1. Find S20 For Each Arithmetic Series Listed Below. A) 70 + 66 + 62 + 58 ... = 256 B) 3 + 9 + 15 + 21... = 48 C) 9 + 16 + 23 ... = 48 D) 3 + 2.5 + 2 + 1.5 ... = 9?

A. The Nth term is given by 74 - 4N, so the sum of 20 terms is
  20*74 - 4*(20)(21)/2 = 1480 - 840 = 640

B. The Nth term is given by -3 + 6N, so the sum of 20 terms is
  20*(-3) + 6(20)(21)/2 = -60 + 1260 = 1200

C. The Nth term is given by 2 + 7N, so the sum of 20 terms is
  20*2 + 7*210 = 40 + 1470 = 1510

D. The Nth term is given by 3.5 - 0.5N, so the sum of 20 terms is
  20*3.5 - 0.5(210) = 70 - 105 = -35

---

The sum of the numbers 1 to n is (n)(n+1)/2. This means the sum of the numbers 1-20 is
  (20)(20+1)/2 = 10*21 = 210
The sum of the numbers k*1 to k*n will be k(n)(n+1)/2, where k is some constant multiplier.

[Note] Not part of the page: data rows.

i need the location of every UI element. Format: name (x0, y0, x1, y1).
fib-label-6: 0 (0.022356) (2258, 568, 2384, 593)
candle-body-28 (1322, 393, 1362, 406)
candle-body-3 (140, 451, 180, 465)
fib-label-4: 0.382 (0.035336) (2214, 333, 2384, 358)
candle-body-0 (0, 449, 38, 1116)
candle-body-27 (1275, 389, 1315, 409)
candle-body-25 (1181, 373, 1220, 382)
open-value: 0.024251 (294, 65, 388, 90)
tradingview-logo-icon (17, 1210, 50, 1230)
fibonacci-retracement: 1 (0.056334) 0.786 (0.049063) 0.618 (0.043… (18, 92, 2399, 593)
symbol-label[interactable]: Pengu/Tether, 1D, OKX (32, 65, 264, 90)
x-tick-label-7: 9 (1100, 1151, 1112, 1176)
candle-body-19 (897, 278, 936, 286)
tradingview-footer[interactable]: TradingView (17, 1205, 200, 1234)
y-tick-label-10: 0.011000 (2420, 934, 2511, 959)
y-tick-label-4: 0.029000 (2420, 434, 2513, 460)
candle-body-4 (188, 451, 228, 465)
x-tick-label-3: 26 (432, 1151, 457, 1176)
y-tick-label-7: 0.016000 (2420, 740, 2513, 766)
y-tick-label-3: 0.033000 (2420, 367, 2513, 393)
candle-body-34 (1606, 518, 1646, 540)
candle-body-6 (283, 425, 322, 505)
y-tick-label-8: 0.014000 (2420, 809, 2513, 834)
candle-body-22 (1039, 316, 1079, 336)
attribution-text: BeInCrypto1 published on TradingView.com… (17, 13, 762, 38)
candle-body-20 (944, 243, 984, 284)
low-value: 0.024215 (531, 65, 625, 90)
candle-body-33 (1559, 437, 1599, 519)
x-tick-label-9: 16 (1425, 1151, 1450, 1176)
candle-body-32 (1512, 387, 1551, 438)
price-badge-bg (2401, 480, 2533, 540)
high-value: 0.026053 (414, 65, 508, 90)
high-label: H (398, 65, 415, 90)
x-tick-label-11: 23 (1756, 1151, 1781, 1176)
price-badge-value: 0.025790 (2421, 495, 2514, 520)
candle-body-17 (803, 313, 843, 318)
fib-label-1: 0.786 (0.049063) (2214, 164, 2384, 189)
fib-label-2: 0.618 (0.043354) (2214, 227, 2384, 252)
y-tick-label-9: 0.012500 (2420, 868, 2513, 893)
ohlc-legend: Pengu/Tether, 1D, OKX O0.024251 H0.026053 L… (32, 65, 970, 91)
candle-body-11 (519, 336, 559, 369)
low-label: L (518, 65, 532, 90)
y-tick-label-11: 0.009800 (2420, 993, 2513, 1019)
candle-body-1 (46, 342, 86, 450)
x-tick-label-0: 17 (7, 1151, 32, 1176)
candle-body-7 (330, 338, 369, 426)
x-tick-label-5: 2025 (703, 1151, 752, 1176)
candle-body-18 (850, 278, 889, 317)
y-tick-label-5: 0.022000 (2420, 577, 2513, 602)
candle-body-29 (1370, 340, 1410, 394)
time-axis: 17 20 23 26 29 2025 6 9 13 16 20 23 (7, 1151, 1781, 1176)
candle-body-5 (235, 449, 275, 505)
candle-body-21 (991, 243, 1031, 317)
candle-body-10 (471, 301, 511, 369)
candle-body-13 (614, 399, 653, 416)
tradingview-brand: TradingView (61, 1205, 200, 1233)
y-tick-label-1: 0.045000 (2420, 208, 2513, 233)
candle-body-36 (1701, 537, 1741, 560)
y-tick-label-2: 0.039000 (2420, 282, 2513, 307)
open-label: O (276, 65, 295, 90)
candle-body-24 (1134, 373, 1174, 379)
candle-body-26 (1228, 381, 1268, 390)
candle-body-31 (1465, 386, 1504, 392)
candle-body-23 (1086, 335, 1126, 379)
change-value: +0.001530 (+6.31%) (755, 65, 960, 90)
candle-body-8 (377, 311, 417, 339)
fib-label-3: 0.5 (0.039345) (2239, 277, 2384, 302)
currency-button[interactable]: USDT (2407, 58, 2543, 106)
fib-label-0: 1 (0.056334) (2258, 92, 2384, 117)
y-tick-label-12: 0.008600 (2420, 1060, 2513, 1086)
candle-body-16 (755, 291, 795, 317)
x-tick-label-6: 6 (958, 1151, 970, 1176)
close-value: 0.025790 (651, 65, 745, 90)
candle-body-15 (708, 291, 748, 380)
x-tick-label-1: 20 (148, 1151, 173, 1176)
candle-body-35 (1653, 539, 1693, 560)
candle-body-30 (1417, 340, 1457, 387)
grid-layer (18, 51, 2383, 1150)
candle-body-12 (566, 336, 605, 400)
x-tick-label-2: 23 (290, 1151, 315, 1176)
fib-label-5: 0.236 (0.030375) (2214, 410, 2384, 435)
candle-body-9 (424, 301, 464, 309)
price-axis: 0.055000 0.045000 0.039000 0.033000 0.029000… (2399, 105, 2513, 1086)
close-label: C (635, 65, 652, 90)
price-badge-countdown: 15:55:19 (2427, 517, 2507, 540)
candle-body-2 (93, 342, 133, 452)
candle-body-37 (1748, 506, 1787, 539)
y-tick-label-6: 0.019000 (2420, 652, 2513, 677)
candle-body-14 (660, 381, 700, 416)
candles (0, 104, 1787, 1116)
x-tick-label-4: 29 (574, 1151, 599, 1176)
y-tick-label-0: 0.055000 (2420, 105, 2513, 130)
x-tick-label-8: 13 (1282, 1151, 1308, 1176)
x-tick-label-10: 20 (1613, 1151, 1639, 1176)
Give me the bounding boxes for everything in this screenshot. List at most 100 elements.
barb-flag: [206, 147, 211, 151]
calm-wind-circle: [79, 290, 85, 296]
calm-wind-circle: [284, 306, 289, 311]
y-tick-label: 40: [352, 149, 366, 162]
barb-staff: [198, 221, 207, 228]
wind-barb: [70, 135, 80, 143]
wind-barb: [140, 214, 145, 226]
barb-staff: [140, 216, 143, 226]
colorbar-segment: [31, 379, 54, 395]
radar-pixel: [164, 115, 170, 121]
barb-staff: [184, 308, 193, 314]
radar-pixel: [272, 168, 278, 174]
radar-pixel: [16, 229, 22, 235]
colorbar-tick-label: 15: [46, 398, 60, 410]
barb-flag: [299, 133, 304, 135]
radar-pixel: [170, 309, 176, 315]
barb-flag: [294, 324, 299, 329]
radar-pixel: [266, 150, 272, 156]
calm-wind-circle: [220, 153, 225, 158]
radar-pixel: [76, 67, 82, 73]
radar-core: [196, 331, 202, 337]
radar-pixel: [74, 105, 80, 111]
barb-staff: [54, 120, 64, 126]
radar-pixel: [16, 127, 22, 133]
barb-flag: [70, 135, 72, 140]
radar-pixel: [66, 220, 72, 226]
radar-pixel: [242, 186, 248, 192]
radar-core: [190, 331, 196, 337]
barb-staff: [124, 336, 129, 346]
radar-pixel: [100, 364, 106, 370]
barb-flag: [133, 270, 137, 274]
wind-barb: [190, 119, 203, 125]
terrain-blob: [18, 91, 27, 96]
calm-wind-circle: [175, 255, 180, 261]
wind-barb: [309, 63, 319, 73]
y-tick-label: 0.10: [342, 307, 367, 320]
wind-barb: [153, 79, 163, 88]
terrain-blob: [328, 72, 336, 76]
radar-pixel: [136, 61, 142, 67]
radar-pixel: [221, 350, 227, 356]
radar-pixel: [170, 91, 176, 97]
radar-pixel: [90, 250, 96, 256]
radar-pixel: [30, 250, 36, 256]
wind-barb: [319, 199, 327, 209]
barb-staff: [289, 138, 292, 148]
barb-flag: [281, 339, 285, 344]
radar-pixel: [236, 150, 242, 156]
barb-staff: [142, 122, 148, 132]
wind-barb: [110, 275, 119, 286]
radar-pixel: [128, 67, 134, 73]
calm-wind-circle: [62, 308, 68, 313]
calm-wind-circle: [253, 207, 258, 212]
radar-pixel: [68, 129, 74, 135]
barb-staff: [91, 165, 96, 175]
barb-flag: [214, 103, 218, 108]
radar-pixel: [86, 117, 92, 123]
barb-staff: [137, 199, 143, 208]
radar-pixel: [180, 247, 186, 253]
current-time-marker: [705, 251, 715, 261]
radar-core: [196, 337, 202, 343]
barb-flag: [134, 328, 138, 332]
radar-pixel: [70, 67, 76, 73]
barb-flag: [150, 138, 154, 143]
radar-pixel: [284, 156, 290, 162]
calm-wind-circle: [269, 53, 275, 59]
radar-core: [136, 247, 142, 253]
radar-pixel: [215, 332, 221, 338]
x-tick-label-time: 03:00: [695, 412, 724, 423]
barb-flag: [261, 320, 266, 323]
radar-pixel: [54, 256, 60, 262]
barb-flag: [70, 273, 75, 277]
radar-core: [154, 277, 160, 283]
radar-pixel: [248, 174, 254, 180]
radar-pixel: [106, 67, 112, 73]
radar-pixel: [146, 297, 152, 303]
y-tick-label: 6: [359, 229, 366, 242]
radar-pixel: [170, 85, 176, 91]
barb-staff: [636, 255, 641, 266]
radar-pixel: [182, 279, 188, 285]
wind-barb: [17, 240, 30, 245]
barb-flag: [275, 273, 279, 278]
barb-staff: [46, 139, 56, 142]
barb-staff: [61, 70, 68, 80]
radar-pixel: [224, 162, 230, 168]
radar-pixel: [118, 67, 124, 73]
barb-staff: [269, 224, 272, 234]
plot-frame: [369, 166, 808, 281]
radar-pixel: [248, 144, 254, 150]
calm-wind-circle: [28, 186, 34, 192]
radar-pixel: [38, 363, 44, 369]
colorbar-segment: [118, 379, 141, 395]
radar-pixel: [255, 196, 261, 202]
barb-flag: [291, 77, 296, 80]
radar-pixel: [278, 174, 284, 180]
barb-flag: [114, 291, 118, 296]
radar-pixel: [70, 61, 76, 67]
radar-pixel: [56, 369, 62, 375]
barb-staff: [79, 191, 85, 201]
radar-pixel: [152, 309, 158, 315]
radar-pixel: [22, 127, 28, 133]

The sum of an arithmetic series of 20 terms is 10 times the sum of the first term and the 20th term. (The 2nd and 19th terms add to the same sum, and so on.) The series in part A, for example, has a first term of 70 and a 20th term of -6. The sum of those is 64, so the sum of the first 20 terms is 64*10 = 640.